Diplomacy, sanctions and even sabotage appear to have slowed Tehran's efforts.
By Doyle McManusThis Op-Ed was published in The Los Angeles Times on 16/01/2011
After years of warning that an Iranian atomic bomb is right around the corner, Israeli officials now say Iran is at least four years away from deploying a nuclear weapon, maybe more. And Obama administration officials agree, although they shy away from endorsing a specific time frame. "We've gained some breathing space," a senior U.S. official told me last week. "The good news is that we have slowed down the nuclear clock."
U.S. and Israeli officials say their revised timeline is based mainly on reports that Iran is having trouble with its centrifuges, the machines that enrich ordinary uranium into the stuff used in weapons. Secretary of State Hillary Rodham Clinton gave credit last week to the economic sanctions the United States and its allies have imposed.
But the full story is more interesting than that. The Obama administration has applied a sophisticated array of pressures on Iran that go well beyond the sanctions and diplomatic "engagement" that have been the public face of its policy. The measures are showing results — and for that, the administration deserves some credit.One factor has been sabotage, including the implanting of a virus in the computers that control Iran's centrifuges. Neither Israel nor the U.S. has claimed credit for that, but they haven't criticized it either, and they readily acknowledge that it produced positive results.
Another key accomplishment has been a painstaking tightening of international export controls to prevent Tehran from buying the high-technology goods it needs to keep its program going.
"The sanctions, combined with new trade controls, have made it harder and harder for Iran to get key goods that they need," said David Albright, a nuclear physicist and the author of "Peddling Peril," a book on the illicit trade in nuclear components. He notes that as a result of the controls, the Iranians may be running out of maraging steel, a key material for making centrifuges.
And now that it turns out Iran is unlikely to produce nuclear weapons as quickly as was once feared, the Obama administration wants the world to know — as part of its diplomatic strategy to slow Tehran down even more.
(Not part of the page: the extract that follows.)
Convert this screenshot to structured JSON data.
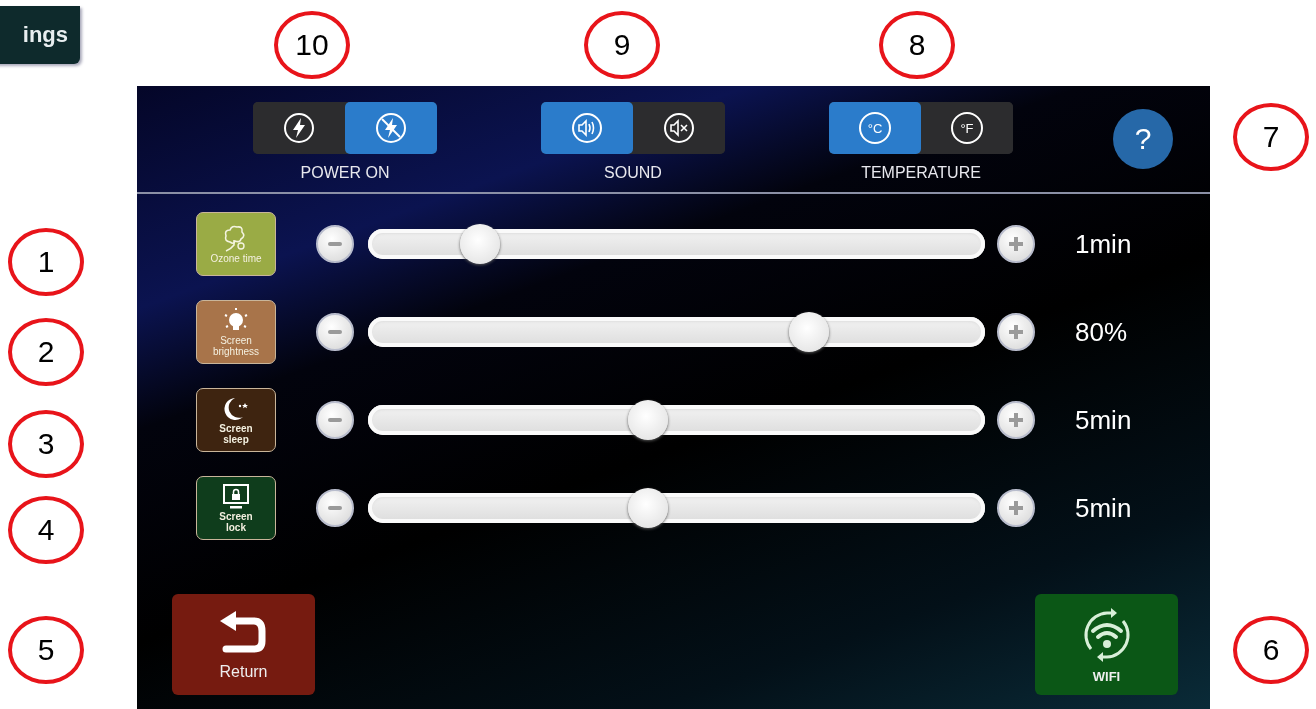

"The Iranians have a clear strategy to mislead everybody about how advanced their program is," the U.S. official said. "We've stripped away that mask. This is not a massive program."
That's a message, he added, that the U.S. hopes will reach Iran's leaders and its people, who are bearing the brunt of economic sanctions as the price of pursuing nuclear technology.
"If they think they are within grasp of a nuclear weapons capability, then their natural inclination will be to endure another couple of years of sanctions. But if they think they are still years away and are going to continue suffering economic damage, that makes it much more likely that they would decide, if only for tactical reasons, to accept some limitations on the program."
U.S. officials say that the broad economic sanctions that the United States and other Western countries have applied against Iran are having an effect. They note decisions by international banks, insurance firms and oil and gas companies to reduce their business in Iran or pull out altogether.
But so far, those broad sanctions probably haven't been as important as the narrower trade controls imposed by the U.S. and European countries against networks that smuggled maraging steel, carbon fiber and other materials useful for centrifuge technology to Iran.
The international trade controls still have at least one major weak spot: China.
"China does not enforce its trade controls or its sanctions adequately," he said. "It's a major problem."
U.S. officials acknowledged that China's uneven enforcement of technology exports to Iran is still a significant concern. The issue will probably come up in private during this week's visit to Washington by China's president, Hu Jintao.
Meanwhile, Albright and others warn that the revised estimates of Tehran's capabilities are just that: estimates. There are several scenarios under which Iran could still manage to build a nuclear weapon before 2015, he said; it merely appears less likely now.
The Israelis have offered plenty of forecasts on Iran's nuclear program that turned out to be wrong. In 1992, Israel's foreign minister predicted that Iran would have a nuclear weapon by 1999; in 2001, the defense minister set the date at 2005; and just two years ago, Prime Minister Benjamin Netanyahu warned that the nuclear threshold would come by the beginning of 2011. In those cases, though, the Israelis were trying to get the world's attention to a danger they feared no one else understood. Now, for the first time in memory, they are publicly putting more time on the clock, not less.
There's still no guarantee that President Obama's approach will work. If it does, it will still take long and painfully gradual work. But the first two years of diplomatic engagement and stepped-up pressure appear to have bought a precious commodity: time. That's no small achievement.